NPC Bikini Competition Suit

After I met with my coach last Saturday I was so pumped. I mean, if she believes I can go from suuuuuper average to stage ready by April 8, why should I have any reason not to believe her? She’s the expert after all, not me.

She gave me a list of things to buy:

  • Competition Jewelry
  • Shoes
  • Bikini

Cost of an NPC Competition Suit

So the NPC bikini. There’s a couple of reasons why those models look so good in them. First, and most obviously, the girls wearing them are fit AF. But also, they’re like $300 bucks MINIMUM. You can drop a grand easy. The more you spend, the more bling you get. I compare it to triathlons – you can get an entry level from bikesdirect.com or spend more than the cost of a pre-owned Subaru. I opted for the bikes direct version.

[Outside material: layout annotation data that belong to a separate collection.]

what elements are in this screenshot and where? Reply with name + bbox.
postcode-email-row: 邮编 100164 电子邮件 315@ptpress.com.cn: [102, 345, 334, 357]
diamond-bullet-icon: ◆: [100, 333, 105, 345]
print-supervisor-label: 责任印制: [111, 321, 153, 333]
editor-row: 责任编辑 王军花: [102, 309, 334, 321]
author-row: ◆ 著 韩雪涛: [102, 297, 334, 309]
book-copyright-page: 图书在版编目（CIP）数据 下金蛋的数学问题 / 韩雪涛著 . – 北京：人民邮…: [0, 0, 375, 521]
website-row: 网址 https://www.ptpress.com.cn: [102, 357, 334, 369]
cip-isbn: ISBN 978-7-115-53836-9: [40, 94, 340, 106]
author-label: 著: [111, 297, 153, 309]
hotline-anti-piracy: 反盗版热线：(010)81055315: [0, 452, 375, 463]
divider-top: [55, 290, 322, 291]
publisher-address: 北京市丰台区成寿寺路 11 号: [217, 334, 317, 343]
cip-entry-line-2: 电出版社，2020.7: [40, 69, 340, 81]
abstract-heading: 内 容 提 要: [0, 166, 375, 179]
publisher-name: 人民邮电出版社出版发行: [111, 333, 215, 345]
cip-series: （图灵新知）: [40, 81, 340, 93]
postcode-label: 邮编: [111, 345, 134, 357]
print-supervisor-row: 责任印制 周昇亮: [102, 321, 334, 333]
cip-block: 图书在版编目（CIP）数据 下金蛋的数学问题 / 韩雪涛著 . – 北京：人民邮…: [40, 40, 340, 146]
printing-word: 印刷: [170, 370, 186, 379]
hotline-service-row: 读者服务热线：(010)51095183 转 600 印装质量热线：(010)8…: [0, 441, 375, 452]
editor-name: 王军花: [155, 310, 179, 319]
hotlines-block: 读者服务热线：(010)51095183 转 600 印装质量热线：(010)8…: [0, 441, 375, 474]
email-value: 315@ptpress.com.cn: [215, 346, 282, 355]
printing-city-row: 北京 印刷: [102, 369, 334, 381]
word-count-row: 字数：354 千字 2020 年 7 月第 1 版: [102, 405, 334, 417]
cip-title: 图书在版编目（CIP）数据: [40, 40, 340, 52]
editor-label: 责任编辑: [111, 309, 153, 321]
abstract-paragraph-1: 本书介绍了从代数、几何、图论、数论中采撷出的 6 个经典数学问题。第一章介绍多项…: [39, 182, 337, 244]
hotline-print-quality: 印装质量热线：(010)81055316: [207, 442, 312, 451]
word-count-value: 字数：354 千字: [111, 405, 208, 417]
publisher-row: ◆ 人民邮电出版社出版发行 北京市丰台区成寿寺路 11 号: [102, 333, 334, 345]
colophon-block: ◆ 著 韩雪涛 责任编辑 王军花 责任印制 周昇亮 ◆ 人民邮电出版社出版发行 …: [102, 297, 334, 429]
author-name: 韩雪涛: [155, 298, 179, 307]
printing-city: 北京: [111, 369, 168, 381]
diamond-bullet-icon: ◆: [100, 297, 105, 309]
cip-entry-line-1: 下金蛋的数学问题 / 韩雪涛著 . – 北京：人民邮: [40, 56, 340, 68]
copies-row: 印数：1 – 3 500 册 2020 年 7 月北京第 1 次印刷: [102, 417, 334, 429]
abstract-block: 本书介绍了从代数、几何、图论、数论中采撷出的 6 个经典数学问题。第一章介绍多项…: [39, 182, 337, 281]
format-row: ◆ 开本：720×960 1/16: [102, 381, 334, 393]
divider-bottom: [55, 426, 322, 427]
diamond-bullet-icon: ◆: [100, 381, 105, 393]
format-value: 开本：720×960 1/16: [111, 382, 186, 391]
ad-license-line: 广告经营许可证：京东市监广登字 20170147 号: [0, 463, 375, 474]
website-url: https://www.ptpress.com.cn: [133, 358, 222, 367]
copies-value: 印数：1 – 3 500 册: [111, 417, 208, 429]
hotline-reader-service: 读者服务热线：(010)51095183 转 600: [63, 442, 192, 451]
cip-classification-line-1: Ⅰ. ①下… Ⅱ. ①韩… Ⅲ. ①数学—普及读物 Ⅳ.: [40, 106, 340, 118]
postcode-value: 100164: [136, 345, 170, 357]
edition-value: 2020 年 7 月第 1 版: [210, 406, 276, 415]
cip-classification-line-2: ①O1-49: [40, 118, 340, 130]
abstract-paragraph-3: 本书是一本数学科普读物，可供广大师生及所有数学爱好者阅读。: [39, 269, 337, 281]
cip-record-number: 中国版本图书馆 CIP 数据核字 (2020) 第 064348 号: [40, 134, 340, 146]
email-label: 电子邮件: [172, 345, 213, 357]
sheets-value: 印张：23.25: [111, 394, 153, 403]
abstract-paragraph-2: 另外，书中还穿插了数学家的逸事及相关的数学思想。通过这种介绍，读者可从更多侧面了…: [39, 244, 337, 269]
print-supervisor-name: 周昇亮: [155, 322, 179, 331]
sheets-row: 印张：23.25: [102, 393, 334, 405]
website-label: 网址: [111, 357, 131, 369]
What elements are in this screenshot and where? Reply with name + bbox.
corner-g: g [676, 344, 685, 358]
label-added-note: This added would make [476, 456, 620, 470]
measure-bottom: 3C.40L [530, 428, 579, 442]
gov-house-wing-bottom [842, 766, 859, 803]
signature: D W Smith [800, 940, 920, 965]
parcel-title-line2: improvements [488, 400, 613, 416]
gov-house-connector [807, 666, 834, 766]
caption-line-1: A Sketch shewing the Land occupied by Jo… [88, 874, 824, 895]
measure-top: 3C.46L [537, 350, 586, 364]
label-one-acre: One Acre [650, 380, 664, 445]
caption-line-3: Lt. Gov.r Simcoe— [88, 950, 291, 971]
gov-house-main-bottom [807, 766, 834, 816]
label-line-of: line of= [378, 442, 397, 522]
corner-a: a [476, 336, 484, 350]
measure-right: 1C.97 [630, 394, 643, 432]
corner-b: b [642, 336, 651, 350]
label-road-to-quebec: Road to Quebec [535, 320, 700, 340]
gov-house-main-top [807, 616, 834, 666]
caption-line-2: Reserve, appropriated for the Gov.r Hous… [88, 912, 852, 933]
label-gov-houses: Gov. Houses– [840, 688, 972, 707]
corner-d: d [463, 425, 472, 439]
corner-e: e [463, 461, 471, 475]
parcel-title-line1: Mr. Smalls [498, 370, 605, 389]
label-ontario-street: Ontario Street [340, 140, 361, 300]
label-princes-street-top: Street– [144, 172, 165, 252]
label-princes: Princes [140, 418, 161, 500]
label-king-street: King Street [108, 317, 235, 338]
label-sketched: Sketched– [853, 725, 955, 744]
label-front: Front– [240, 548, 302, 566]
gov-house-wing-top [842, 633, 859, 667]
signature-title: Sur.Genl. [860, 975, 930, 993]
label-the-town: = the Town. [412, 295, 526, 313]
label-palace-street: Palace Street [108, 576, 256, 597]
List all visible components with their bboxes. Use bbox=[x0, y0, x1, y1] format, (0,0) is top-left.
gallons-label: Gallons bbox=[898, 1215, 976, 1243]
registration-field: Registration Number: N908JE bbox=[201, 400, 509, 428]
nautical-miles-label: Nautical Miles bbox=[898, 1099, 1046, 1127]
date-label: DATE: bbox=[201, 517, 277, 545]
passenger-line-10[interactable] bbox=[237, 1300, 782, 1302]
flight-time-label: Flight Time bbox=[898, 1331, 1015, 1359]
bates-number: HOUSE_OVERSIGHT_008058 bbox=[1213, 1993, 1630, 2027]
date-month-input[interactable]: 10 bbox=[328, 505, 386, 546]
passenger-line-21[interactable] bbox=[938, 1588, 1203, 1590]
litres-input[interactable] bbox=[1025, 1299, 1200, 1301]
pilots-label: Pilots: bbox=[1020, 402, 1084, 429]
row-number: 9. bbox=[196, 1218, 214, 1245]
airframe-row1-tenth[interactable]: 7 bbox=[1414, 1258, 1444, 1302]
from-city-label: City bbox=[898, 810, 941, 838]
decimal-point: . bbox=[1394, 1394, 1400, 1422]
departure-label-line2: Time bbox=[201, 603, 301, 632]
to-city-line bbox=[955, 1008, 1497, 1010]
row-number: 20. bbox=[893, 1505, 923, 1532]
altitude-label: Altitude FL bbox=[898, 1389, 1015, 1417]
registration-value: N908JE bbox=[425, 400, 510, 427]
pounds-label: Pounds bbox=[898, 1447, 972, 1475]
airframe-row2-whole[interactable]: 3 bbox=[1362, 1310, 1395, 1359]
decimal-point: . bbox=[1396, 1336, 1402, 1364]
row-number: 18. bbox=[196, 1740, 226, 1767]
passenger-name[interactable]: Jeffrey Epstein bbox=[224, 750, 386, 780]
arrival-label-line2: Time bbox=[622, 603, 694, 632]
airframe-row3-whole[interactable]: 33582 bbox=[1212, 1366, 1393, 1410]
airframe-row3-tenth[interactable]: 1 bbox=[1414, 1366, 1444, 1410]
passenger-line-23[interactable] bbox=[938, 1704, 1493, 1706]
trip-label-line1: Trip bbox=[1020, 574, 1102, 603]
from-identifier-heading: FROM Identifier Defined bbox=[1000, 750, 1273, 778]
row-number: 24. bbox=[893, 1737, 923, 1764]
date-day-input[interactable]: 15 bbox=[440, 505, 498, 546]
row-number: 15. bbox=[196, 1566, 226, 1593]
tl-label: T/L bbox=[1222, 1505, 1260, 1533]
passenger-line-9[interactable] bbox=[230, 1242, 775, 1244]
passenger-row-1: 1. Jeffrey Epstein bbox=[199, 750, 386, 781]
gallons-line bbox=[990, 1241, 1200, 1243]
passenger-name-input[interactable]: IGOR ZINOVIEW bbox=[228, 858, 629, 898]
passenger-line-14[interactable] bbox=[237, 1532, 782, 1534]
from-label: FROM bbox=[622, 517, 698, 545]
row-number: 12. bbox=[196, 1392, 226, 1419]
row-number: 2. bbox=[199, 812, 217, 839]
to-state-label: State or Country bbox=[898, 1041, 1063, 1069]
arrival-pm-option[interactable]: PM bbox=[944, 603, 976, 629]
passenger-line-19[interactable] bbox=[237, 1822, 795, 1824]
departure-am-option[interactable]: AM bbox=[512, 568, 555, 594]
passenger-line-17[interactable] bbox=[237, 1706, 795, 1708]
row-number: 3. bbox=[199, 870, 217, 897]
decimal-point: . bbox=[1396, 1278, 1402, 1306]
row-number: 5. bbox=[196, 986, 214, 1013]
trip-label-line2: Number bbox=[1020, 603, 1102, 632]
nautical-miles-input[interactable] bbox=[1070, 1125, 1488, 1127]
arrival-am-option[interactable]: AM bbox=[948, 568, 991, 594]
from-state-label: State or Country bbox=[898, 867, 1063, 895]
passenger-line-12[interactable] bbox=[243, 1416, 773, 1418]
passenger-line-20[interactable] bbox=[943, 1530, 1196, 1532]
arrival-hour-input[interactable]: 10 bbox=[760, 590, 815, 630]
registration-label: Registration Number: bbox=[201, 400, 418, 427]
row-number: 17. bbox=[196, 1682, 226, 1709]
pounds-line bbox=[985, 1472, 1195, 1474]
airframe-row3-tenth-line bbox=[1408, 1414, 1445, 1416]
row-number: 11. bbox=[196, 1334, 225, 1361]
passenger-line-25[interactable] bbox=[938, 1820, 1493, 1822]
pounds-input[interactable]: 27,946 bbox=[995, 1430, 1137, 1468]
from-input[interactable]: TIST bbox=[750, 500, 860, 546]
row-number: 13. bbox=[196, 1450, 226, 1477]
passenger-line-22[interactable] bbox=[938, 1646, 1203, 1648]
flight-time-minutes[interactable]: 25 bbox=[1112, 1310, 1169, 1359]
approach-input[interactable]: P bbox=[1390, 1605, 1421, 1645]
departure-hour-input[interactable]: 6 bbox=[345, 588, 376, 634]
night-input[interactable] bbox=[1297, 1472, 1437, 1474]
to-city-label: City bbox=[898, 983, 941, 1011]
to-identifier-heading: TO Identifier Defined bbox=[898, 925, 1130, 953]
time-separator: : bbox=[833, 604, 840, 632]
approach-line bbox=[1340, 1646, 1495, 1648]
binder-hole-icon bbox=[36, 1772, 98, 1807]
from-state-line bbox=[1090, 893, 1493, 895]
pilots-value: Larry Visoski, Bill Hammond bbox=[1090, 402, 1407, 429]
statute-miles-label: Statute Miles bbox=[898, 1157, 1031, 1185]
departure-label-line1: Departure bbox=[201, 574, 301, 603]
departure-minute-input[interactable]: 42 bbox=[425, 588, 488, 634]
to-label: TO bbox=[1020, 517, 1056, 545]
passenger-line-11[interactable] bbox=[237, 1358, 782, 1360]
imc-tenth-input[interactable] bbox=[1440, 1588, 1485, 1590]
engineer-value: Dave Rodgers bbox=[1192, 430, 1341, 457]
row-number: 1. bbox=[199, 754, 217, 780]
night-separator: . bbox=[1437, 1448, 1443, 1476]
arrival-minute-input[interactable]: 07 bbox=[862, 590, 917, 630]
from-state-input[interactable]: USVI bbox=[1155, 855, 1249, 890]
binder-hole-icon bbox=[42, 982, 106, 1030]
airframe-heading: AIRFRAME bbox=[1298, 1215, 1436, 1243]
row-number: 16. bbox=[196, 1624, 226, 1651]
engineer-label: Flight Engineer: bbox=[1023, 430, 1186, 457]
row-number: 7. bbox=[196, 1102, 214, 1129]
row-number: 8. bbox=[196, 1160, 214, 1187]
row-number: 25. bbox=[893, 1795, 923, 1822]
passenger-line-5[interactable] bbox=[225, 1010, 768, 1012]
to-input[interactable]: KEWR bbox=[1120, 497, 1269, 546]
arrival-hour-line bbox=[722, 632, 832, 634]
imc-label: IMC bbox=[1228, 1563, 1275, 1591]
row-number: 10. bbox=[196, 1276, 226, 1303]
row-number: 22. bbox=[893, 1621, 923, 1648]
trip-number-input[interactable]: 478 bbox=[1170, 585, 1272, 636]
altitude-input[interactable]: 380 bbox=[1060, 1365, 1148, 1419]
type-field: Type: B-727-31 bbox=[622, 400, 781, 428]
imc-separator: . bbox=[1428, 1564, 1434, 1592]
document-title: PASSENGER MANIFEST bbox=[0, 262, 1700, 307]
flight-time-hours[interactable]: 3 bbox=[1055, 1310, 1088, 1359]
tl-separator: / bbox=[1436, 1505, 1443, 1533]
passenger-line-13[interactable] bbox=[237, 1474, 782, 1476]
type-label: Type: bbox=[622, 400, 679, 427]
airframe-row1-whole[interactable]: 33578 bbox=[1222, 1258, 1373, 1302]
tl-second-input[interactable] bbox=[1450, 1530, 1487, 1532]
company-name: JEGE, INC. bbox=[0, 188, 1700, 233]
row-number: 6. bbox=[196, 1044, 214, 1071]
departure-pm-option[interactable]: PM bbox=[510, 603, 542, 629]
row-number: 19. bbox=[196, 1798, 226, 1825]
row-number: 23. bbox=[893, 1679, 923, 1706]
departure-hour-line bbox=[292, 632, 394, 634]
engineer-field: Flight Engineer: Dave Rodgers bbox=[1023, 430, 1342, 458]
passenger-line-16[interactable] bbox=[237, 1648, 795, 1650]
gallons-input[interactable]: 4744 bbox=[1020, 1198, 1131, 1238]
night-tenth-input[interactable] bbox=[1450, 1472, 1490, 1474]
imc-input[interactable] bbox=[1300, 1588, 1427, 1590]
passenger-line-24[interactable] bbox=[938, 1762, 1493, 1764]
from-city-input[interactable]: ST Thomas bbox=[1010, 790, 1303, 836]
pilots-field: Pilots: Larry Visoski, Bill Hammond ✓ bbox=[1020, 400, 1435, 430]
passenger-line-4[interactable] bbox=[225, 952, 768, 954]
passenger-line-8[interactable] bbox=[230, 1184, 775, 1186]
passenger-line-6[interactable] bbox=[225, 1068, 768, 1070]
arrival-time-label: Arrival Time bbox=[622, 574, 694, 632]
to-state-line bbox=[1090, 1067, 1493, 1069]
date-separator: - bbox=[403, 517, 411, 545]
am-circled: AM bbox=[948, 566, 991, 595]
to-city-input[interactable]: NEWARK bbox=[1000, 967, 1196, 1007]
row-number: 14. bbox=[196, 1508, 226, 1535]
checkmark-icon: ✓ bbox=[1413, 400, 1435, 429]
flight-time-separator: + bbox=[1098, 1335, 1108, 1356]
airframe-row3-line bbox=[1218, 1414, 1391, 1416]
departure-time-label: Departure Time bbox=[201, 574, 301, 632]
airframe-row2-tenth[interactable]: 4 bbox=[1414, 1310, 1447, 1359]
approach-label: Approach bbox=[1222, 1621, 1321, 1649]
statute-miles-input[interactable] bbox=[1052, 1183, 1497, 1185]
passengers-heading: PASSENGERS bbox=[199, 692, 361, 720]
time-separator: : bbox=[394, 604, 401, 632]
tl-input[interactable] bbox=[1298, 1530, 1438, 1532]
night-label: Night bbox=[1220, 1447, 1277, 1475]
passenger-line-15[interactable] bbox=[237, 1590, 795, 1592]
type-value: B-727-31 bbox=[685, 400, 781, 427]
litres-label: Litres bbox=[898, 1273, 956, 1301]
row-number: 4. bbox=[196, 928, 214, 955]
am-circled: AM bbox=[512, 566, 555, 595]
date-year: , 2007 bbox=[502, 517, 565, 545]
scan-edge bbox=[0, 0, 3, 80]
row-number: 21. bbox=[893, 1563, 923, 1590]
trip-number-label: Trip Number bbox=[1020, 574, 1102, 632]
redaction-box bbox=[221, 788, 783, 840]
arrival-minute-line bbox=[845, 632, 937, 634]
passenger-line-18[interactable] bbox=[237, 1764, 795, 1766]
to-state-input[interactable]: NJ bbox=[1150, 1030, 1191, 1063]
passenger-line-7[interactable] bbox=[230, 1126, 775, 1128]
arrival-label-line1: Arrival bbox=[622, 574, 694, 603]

I contact the NPC bikini maker (Seamstress? Bedazzler?) and she asks for my height, weight, hip size, chest size. Normal stuff for a custom, blinged-out bikini. And then she says “ok so you’re 5’2″ so your competition weight will be what, like 105? 110?”

Hold the f***ing phone. 105?! I’m 122! And I’m not starving and eating celery sticks over here but I do NOT have another 17 pounds to lose! I literally just lost 17 pounds.

How Much Do NPC Competitors Weigh?

I immediately start googling BMI charts and NPC competitors’ weight like my life depends on it. Turns out, 105 at 5’2″ is definitely unrealistic and unhealthy for me (Have you seen my chest? Right there is at least 10 pounds).

But then again, maybe everything that everyone (who, by the way, has NEVER competed) is telling me is true – that this is a totally unhealthy sport where you basically starve yourself, develop an eating disorder and die.

Maybe not.

Time to call the coach…

So ya, I overreacted. Which comes as no surprise to ANYONE who knows me at all, I’m sure.

According to my coach (and my mother) I HAVE to stop obsessing over the scale. Instead, I get to obsess over inches – where they are currently, where they should be, where they should not be.

And this week, I’m happy to report I’ve lost one inch from my waist. So I guess eating chicken and broccoli every 3 hours is working. Bring on that bikini.